Come on guys 2009 isnt even over yet!!! Im going to dig my best bottle yet this week. Ive just bee saving it  

 Digger Ry


----------



## cyberdigger (Dec 24, 2009)

[] Go get it, Ry! The unofficial deadline for entry is New Years Day.. just be careful cleaning it if you're hung over..


----------



## JOETHECROW (Dec 24, 2009)

As you all probably remember from our lengthy post this summer,...I found this under a house near where Me, Laur, Mr. Fred and Penn Digger Tom had been searching out a privy. We only know of one other.It's an ultra rare peacock green local druggist. []                                                                      Joe


----------



## JOETHECROW (Dec 24, 2009)

Hey everyone,....some great bottles here, but Mike,....That Stoddard "Holman's Restorative" is freakin' amazing! wow.
                                                                                                  Joe


----------



## Road Dog (Dec 24, 2009)

Here is mine.
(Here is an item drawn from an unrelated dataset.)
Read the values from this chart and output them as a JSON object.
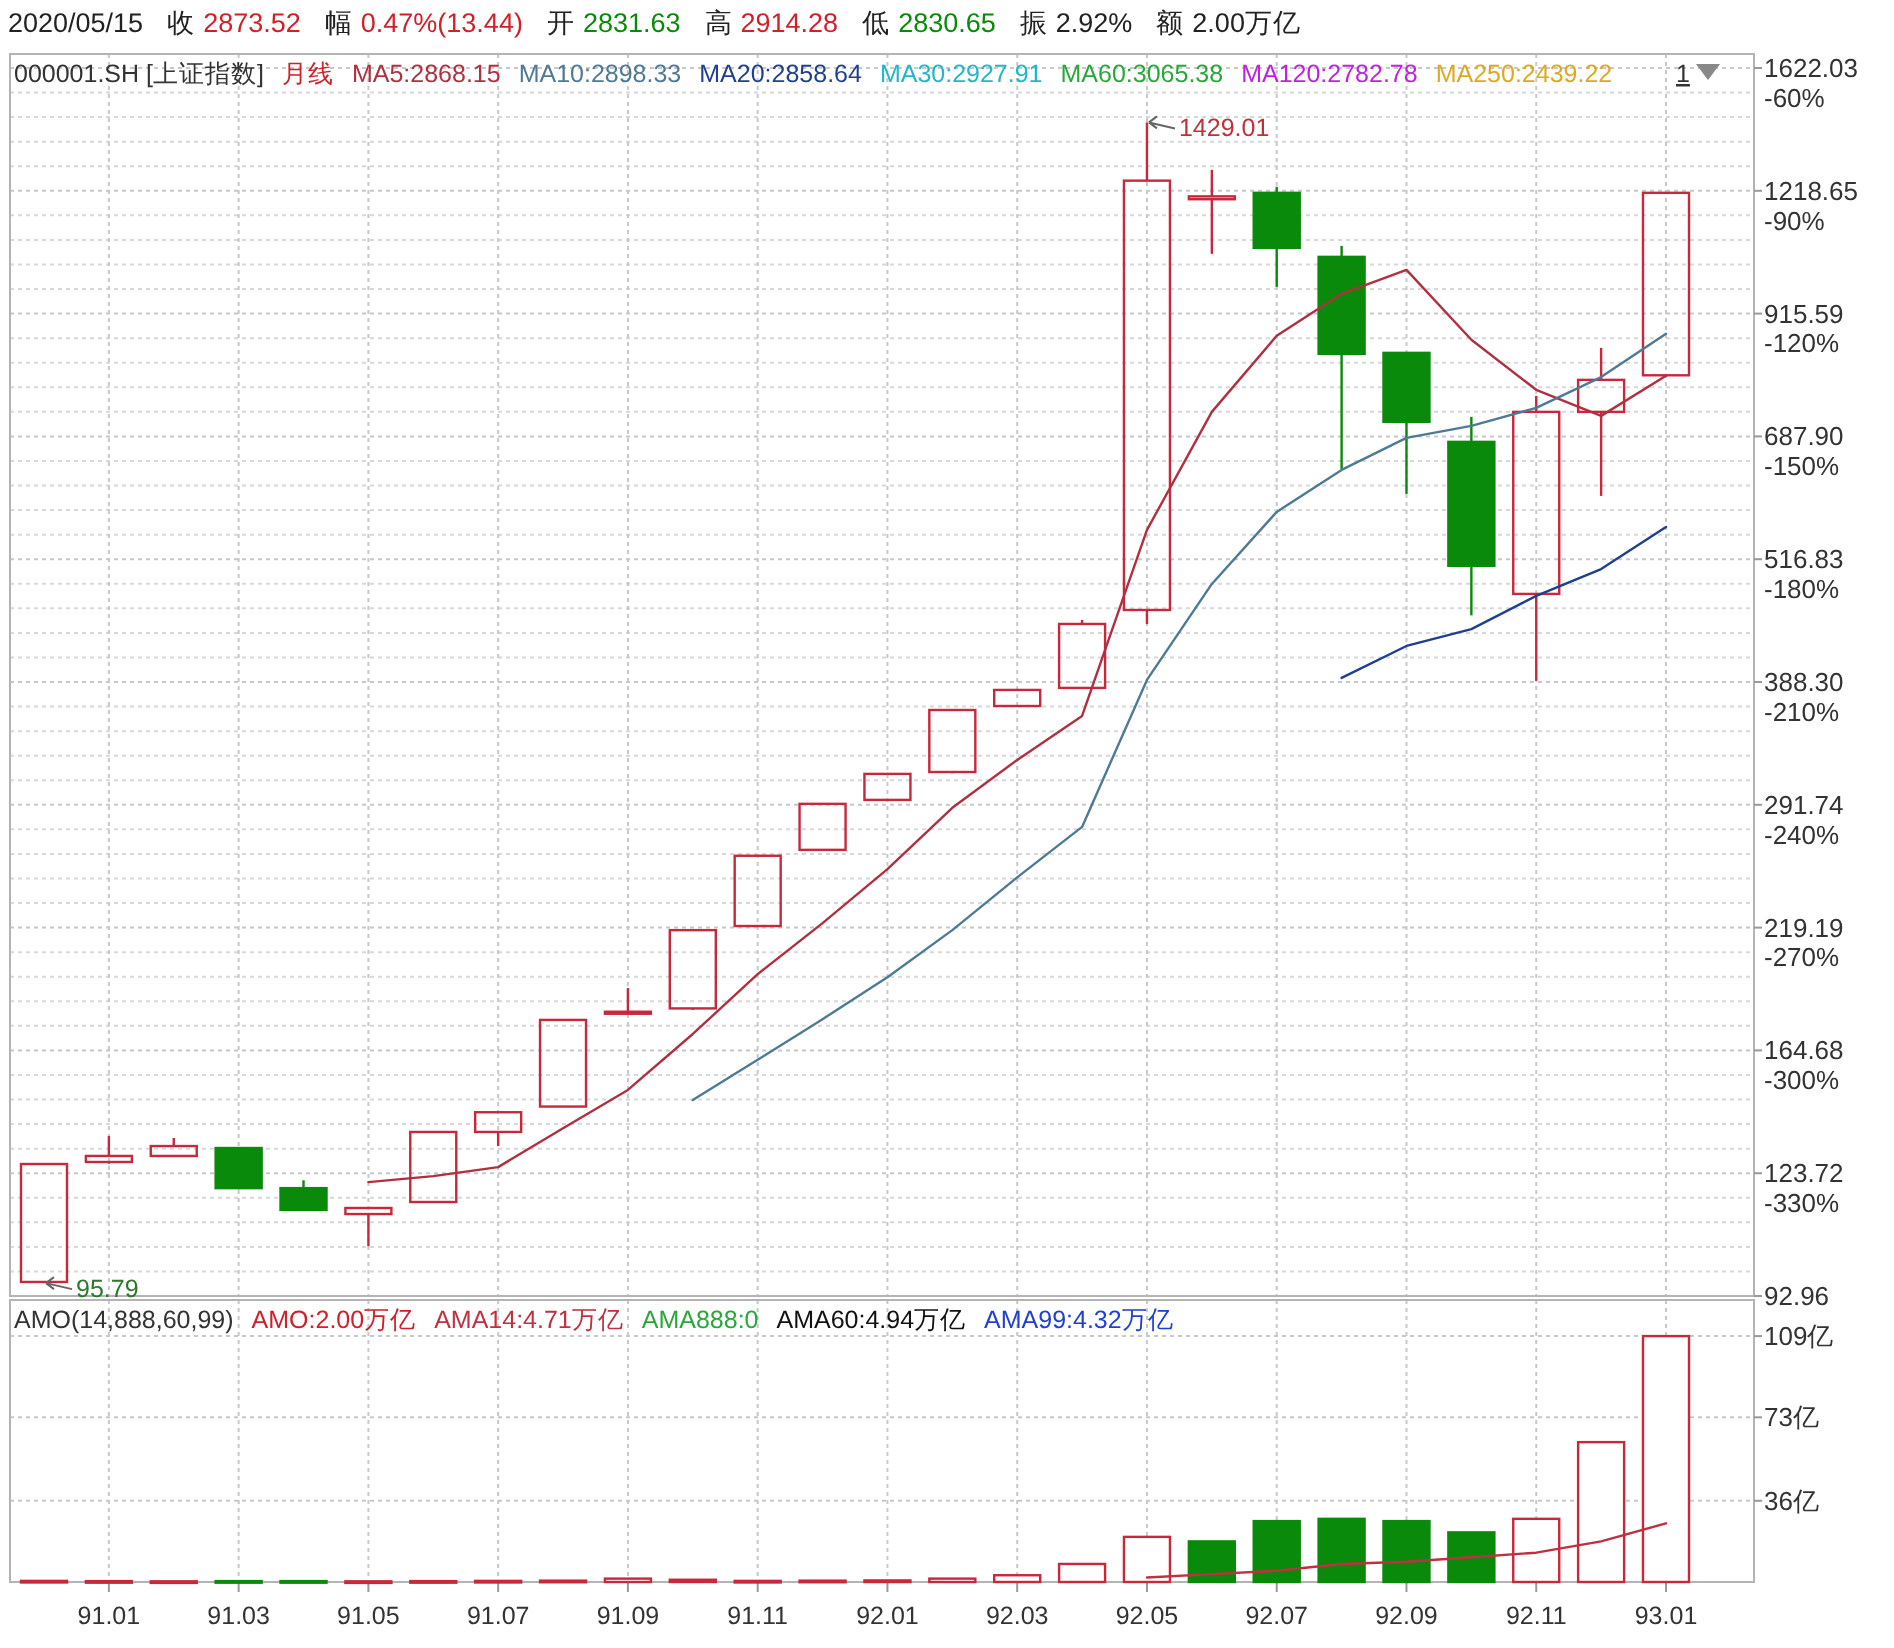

A green open pontil with flared lip Davis & Miller Druggists Baltimore.


----------



## poisons4me (Dec 24, 2009)

It isn't pontiled but it is the only one known to exist,one of my favorites too.
 8 inches and perfect dates 1872-75


----------



## beendiggin (Dec 25, 2009)

Wow!  Great bottles all around...my best this year was a flea market pickup.  *Skodas / Discovery (on all 4  beveled edges) Concentrated / Extract / Sarsaparilla (in script) / Comp.  /Wolfville / Nova Scotia.*  This is a hard to find varient...more common are the Belfast / Maine type.  There's a cool history with this bottle that can be read here: 

 http://www.scribd.com/doc/14420852/Skodas-Discovery-Patent-Medicine


----------



## beendiggin (Dec 25, 2009)

Wolfville.   A great place to raise a family.


----------



## beendiggin (Dec 25, 2009)

Great White North...Nova Scotia.


----------



## bottle_head9 (Dec 25, 2009)

Nice bottles everyone!


----------



## potstone (Dec 26, 2009)

Great bottles, I think your all winners.


----------



## cyberdigger (Dec 29, 2009)

Lots of beautiful glass has emerged from the shadows this year, either by being unearthed or passed on to a new caretaker.. let's all submit our favorite new bottle of 2009 and even if this goes to a vote or not, at least we have a thread full of great looking bottles!! Don't worry about rules and regs, I will sort it out next year.. [8|]


----------



## cyberdigger (Dec 29, 2009)

...if you can't make up your mind, submit several entries... no rule against that.. anymore..[]


----------



## deepbluedigger (Dec 29, 2009)

Some great items already posted in this thread.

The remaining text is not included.